September 21, 2010
There is a fine line between a thoughtful self portrait and narcissism. If we nuance it more, a self portrait can also be seen as the most sincere portrait of an artist, because it is often a reflection of his inner most thoughts, a way for him to reveal his subconscious, in the same way a poet writes a sonnet.
Most recently, we can discover self portraits of artists through the media of photography. Also, I love seeing movie directors who make a more or less discreet appearance in their films: Woody Allen often has a long role, whereas Oliver Stone, Spike Lee and M.Night Shymayalan make very subtle and sudden appearances in their films.
It must be a difficult task to paint one's self. Our external appearance is the one we know the least. Julian Opie simplifies his self portraits, as he creates the same painterly "abbreviations" to draw his own features ( two dots as eyes, smaller dots for nostrils and a line of a mouth) as he uses for all his family members and friends. Despite the commonalities,every person in his portraits somehow looks different (despite these abbreviations) and he retains his own physionomy in all his self portraits.

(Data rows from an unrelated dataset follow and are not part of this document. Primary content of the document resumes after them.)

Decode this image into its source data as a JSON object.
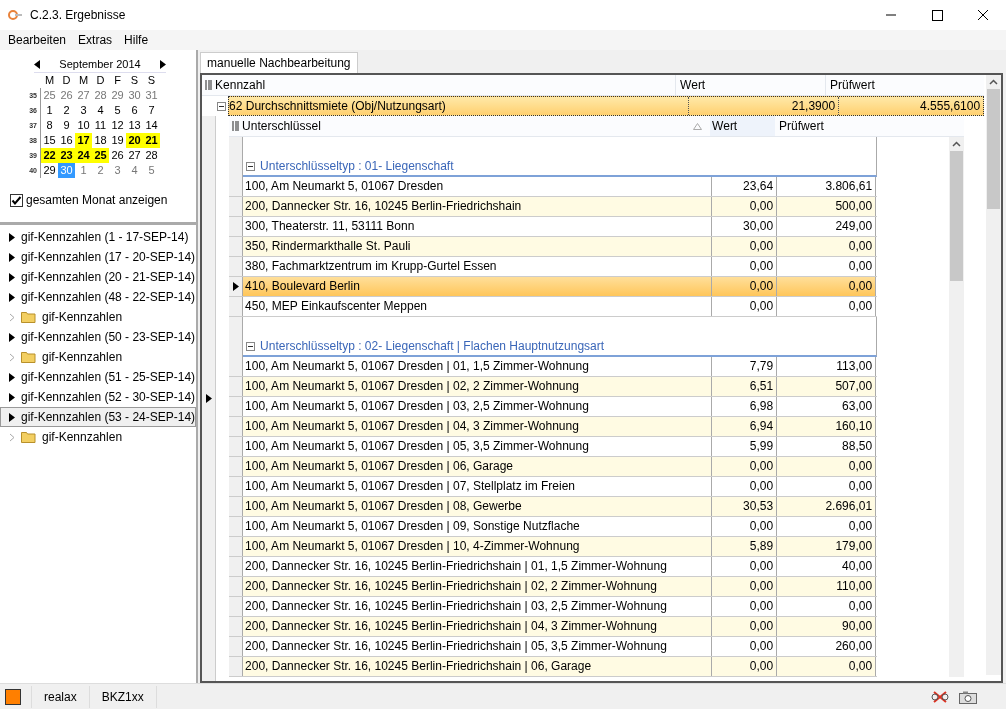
{
  "window": {
    "title": "C.2.3. Ergebnisse"
  },
  "menu": [
    "Bearbeiten",
    "Extras",
    "Hilfe"
  ],
  "calendar": {
    "month": "September 2014",
    "weekdays": [
      "M",
      "D",
      "M",
      "D",
      "F",
      "S",
      "S"
    ],
    "weeks": [
      {
        "number": "35",
        "days": [
          {
            "day": "25",
            "kind": "other",
            "marked": false,
            "selected": false
          },
          {
            "day": "26",
            "kind": "other",
            "marked": false,
            "selected": false
          },
          {
            "day": "27",
            "kind": "other",
            "marked": false,
            "selected": false
          },
          {
            "day": "28",
            "kind": "other",
            "marked": false,
            "selected": false
          },
          {
            "day": "29",
            "kind": "other",
            "marked": false,
            "selected": false
          },
          {
            "day": "30",
            "kind": "other",
            "marked": false,
            "selected": false
          },
          {
            "day": "31",
            "kind": "other",
            "marked": false,
            "selected": false
          }
        ]
      },
      {
        "number": "36",
        "days": [
          {
            "day": "1",
            "kind": "current",
            "marked": false,
            "selected": false
          },
          {
            "day": "2",
            "kind": "current",
            "marked": false,
            "selected": false
          },
          {
            "day": "3",
            "kind": "current",
            "marked": false,
            "selected": false
          },
          {
            "day": "4",
            "kind": "current",
            "marked": false,
            "selected": false
          },
          {
            "day": "5",
            "kind": "current",
            "marked": false,
            "selected": false
          },
          {
            "day": "6",
            "kind": "current",
            "marked": false,
            "selected": false
          },
          {
            "day": "7",
            "kind": "current",
            "marked": false,
            "selected": false
          }
        ]
      },
      {
        "number": "37",
        "days": [
          {
            "day": "8",
            "kind": "current",
            "marked": false,
            "selected": false
          },
          {
            "day": "9",
            "kind": "current",
            "marked": false,
            "selected": false
          },
          {
            "day": "10",
            "kind": "current",
            "marked": false,
            "selected": false
          },
          {
            "day": "11",
            "kind": "current",
            "marked": false,
            "selected": false
          },
          {
            "day": "12",
            "kind": "current",
            "marked": false,
            "selected": false
          },
          {
            "day": "13",
            "kind": "current",
            "marked": false,
            "selected": false
          },
          {
            "day": "14",
            "kind": "current",
            "marked": false,
            "selected": false
          }
        ]
      },
      {
        "number": "38",
        "days": [
          {
            "day": "15",
            "kind": "current",
            "marked": false,
            "selected": false
          },
          {
            "day": "16",
            "kind": "current",
            "marked": false,
            "selected": false
          },
          {
            "day": "17",
            "kind": "current",
            "marked": true,
            "selected": false
          },
          {
            "day": "18",
            "kind": "current",
            "marked": false,
            "selected": false
          },
          {
            "day": "19",
            "kind": "current",
            "marked": false,
            "selected": false
          },
          {
            "day": "20",
            "kind": "current",
            "marked": true,
            "selected": false
          },
          {
            "day": "21",
            "kind": "current",
            "marked": true,
            "selected": false
          }
        ]
      },
      {
        "number": "39",
        "days": [
          {
            "day": "22",
            "kind": "current",
            "marked": true,
            "selected": false
          },
          {
            "day": "23",
            "kind": "current",
            "marked": true,
            "selected": false
          },
          {
            "day": "24",
            "kind": "current",
            "marked": true,
            "selected": false
          },
          {
            "day": "25",
            "kind": "current",
            "marked": true,
            "selected": false
          },
          {
            "day": "26",
            "kind": "current",
            "marked": false,
            "selected": false
          },
          {
            "day": "27",
            "kind": "current",
            "marked": false,
            "selected": false
          },
          {
            "day": "28",
            "kind": "current",
            "marked": false,
            "selected": false
          }
        ]
      },
      {
        "number": "40",
        "days": [
          {
            "day": "29",
            "kind": "current",
            "marked": false,
            "selected": false
          },
          {
            "day": "30",
            "kind": "current",
            "marked": false,
            "selected": true
          },
          {
            "day": "1",
            "kind": "other",
            "marked": false,
            "selected": false
          },
          {
            "day": "2",
            "kind": "other",
            "marked": false,
            "selected": false
          },
          {
            "day": "3",
            "kind": "other",
            "marked": false,
            "selected": false
          },
          {
            "day": "4",
            "kind": "other",
            "marked": false,
            "selected": false
          },
          {
            "day": "5",
            "kind": "other",
            "marked": false,
            "selected": false
          }
        ]
      }
    ]
  },
  "month_checkbox": {
    "label": "gesamten Monat anzeigen",
    "checked": true
  },
  "tree": [
    {
      "label": "gif-Kennzahlen (1 - 17-SEP-14)",
      "kind": "node",
      "selected": false
    },
    {
      "label": "gif-Kennzahlen (17 - 20-SEP-14)",
      "kind": "node",
      "selected": false
    },
    {
      "label": "gif-Kennzahlen (20 - 21-SEP-14)",
      "kind": "node",
      "selected": false
    },
    {
      "label": "gif-Kennzahlen (48 - 22-SEP-14)",
      "kind": "node",
      "selected": false
    },
    {
      "label": "gif-Kennzahlen",
      "kind": "folder",
      "selected": false
    },
    {
      "label": "gif-Kennzahlen (50 - 23-SEP-14)",
      "kind": "node",
      "selected": false
    },
    {
      "label": "gif-Kennzahlen",
      "kind": "folder",
      "selected": false
    },
    {
      "label": "gif-Kennzahlen (51 - 25-SEP-14)",
      "kind": "node",
      "selected": false
    },
    {
      "label": "gif-Kennzahlen (52 - 30-SEP-14)",
      "kind": "node",
      "selected": false
    },
    {
      "label": "gif-Kennzahlen (53 - 24-SEP-14)",
      "kind": "node",
      "selected": true
    },
    {
      "label": "gif-Kennzahlen",
      "kind": "folder",
      "selected": false
    }
  ],
  "tabs": [
    {
      "label": "manuelle Nachbearbeitung",
      "selected": true
    }
  ],
  "grid": {
    "columns": [
      "Kennzahl",
      "Wert",
      "Prüfwert"
    ],
    "row": {
      "label": "62 Durchschnittsmiete (Obj/Nutzungsart)",
      "wert": "21,3900",
      "pruefwert": "4.555,6100",
      "expanded": true
    },
    "detail": {
      "columns": [
        "Unterschlüssel",
        "Wert",
        "Prüfwert"
      ],
      "groups": [
        {
          "title": "Unterschlüsseltyp : 01- Liegenschaft",
          "expanded": true,
          "rows": [
            {
              "key": "100, Am Neumarkt 5, 01067 Dresden",
              "wert": "23,64",
              "pruefwert": "3.806,61",
              "selected": false
            },
            {
              "key": "200, Dannecker Str. 16, 10245 Berlin-Friedrichshain",
              "wert": "0,00",
              "pruefwert": "500,00",
              "selected": false
            },
            {
              "key": "300, Theaterstr. 11, 53111 Bonn",
              "wert": "30,00",
              "pruefwert": "249,00",
              "selected": false
            },
            {
              "key": "350, Rindermarkthalle St. Pauli",
              "wert": "0,00",
              "pruefwert": "0,00",
              "selected": false
            },
            {
              "key": "380, Fachmarktzentrum im Krupp-Gurtel Essen",
              "wert": "0,00",
              "pruefwert": "0,00",
              "selected": false
            },
            {
              "key": "410, Boulevard Berlin",
              "wert": "0,00",
              "pruefwert": "0,00",
              "selected": true
            },
            {
              "key": "450, MEP Einkaufscenter Meppen",
              "wert": "0,00",
              "pruefwert": "0,00",
              "selected": false
            }
          ]
        },
        {
          "title": "Unterschlüsseltyp : 02- Liegenschaft | Flachen Hauptnutzungsart",
          "expanded": true,
          "rows": [
            {
              "key": "100, Am Neumarkt 5, 01067 Dresden | 01, 1,5 Zimmer-Wohnung",
              "wert": "7,79",
              "pruefwert": "113,00",
              "selected": false
            },
            {
              "key": "100, Am Neumarkt 5, 01067 Dresden | 02, 2 Zimmer-Wohnung",
              "wert": "6,51",
              "pruefwert": "507,00",
              "selected": false
            },
            {
              "key": "100, Am Neumarkt 5, 01067 Dresden | 03, 2,5 Zimmer-Wohnung",
              "wert": "6,98",
              "pruefwert": "63,00",
              "selected": false
            },
            {
              "key": "100, Am Neumarkt 5, 01067 Dresden | 04, 3 Zimmer-Wohnung",
              "wert": "6,94",
              "pruefwert": "160,10",
              "selected": false
            },
            {
              "key": "100, Am Neumarkt 5, 01067 Dresden | 05, 3,5 Zimmer-Wohnung",
              "wert": "5,99",
              "pruefwert": "88,50",
              "selected": false
            },
            {
              "key": "100, Am Neumarkt 5, 01067 Dresden | 06, Garage",
              "wert": "0,00",
              "pruefwert": "0,00",
              "selected": false
            },
            {
              "key": "100, Am Neumarkt 5, 01067 Dresden | 07, Stellplatz im Freien",
              "wert": "0,00",
              "pruefwert": "0,00",
              "selected": false
            },
            {
              "key": "100, Am Neumarkt 5, 01067 Dresden | 08, Gewerbe",
              "wert": "30,53",
              "pruefwert": "2.696,01",
              "selected": false
            },
            {
              "key": "100, Am Neumarkt 5, 01067 Dresden | 09, Sonstige Nutzflache",
              "wert": "0,00",
              "pruefwert": "0,00",
              "selected": false
            },
            {
              "key": "100, Am Neumarkt 5, 01067 Dresden | 10, 4-Zimmer-Wohnung",
              "wert": "5,89",
              "pruefwert": "179,00",
              "selected": false
            },
            {
              "key": "200, Dannecker Str. 16, 10245 Berlin-Friedrichshain | 01, 1,5 Zimmer-Wohnung",
              "wert": "0,00",
              "pruefwert": "40,00",
              "selected": false
            },
            {
              "key": "200, Dannecker Str. 16, 10245 Berlin-Friedrichshain | 02, 2 Zimmer-Wohnung",
              "wert": "0,00",
              "pruefwert": "110,00",
              "selected": false
            },
            {
              "key": "200, Dannecker Str. 16, 10245 Berlin-Friedrichshain | 03, 2,5 Zimmer-Wohnung",
              "wert": "0,00",
              "pruefwert": "0,00",
              "selected": false
            },
            {
              "key": "200, Dannecker Str. 16, 10245 Berlin-Friedrichshain | 04, 3 Zimmer-Wohnung",
              "wert": "0,00",
              "pruefwert": "90,00",
              "selected": false
            },
            {
              "key": "200, Dannecker Str. 16, 10245 Berlin-Friedrichshain | 05, 3,5 Zimmer-Wohnung",
              "wert": "0,00",
              "pruefwert": "260,00",
              "selected": false
            },
            {
              "key": "200, Dannecker Str. 16, 10245 Berlin-Friedrichshain | 06, Garage",
              "wert": "0,00",
              "pruefwert": "0,00",
              "selected": false
            }
          ]
        }
      ]
    }
  },
  "status_bar": [
    "realax",
    "BKZ1xx"
  ]
}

His cartoonized self is endowed with a special spirit.
It is a different task to make a self portrait for photographers. They either make all the settings and pose from afar on a self timer or they have a method which my brother-photographer uses which consists of photographing his reflection in a mirror.
The nicest auto portrait by my brother is one of him as a passenger in a jeep, in Kabul, with his image very clear, in the side mirror of the car. Like Velasquez holding his palette in the background of Las Meninas, my brother, camera in hand, has pictured Afghanistan. The contrast between the velocity of the car, the fleeting picture of a timeless landscape, and the turbaned bearded old man, struck an emotional chord in me.
I own an autoportrait by Madi, a Lebanese artist who otherwise paints oversized women or repeated motifs. He looks so stern and angular in comparison to the feminine curves he usually paints. We all know Frida Kahlo's disposition to represent herself constantly. The self portraits all look different, a reflection of her inner self at the time. With intelligent humor, Youssef Nabil has made reverence to Kahlo with a photograph that he has "retouched" to call her "My Frida". His appropriation of the painter highlights the value of her auto portraits.
The most cherisehed self portrait I have is by the same Youssef Nabil. This Egyptian young photographer with a rather handsome physique poses for himself under the illuminated cinema sign. The composition is simple but the picture is grandiose.
The self portrait I dream to own is also by the same photographer. In this one, he sleeps on his stomach, bare chested, with the back of his head only appearing, face concealed, a single arm dangling in a pond. He seems minuscule in his lush surroundings. The whole picture is green: a hazy romantic landscape of shrubs, the perilous water murky and dotted with waterlilies. Youssef Nabil is asleep. I think of the legend of Narcissus. I admire the frankness of the portrait. A simple look in the pond and he may fall in!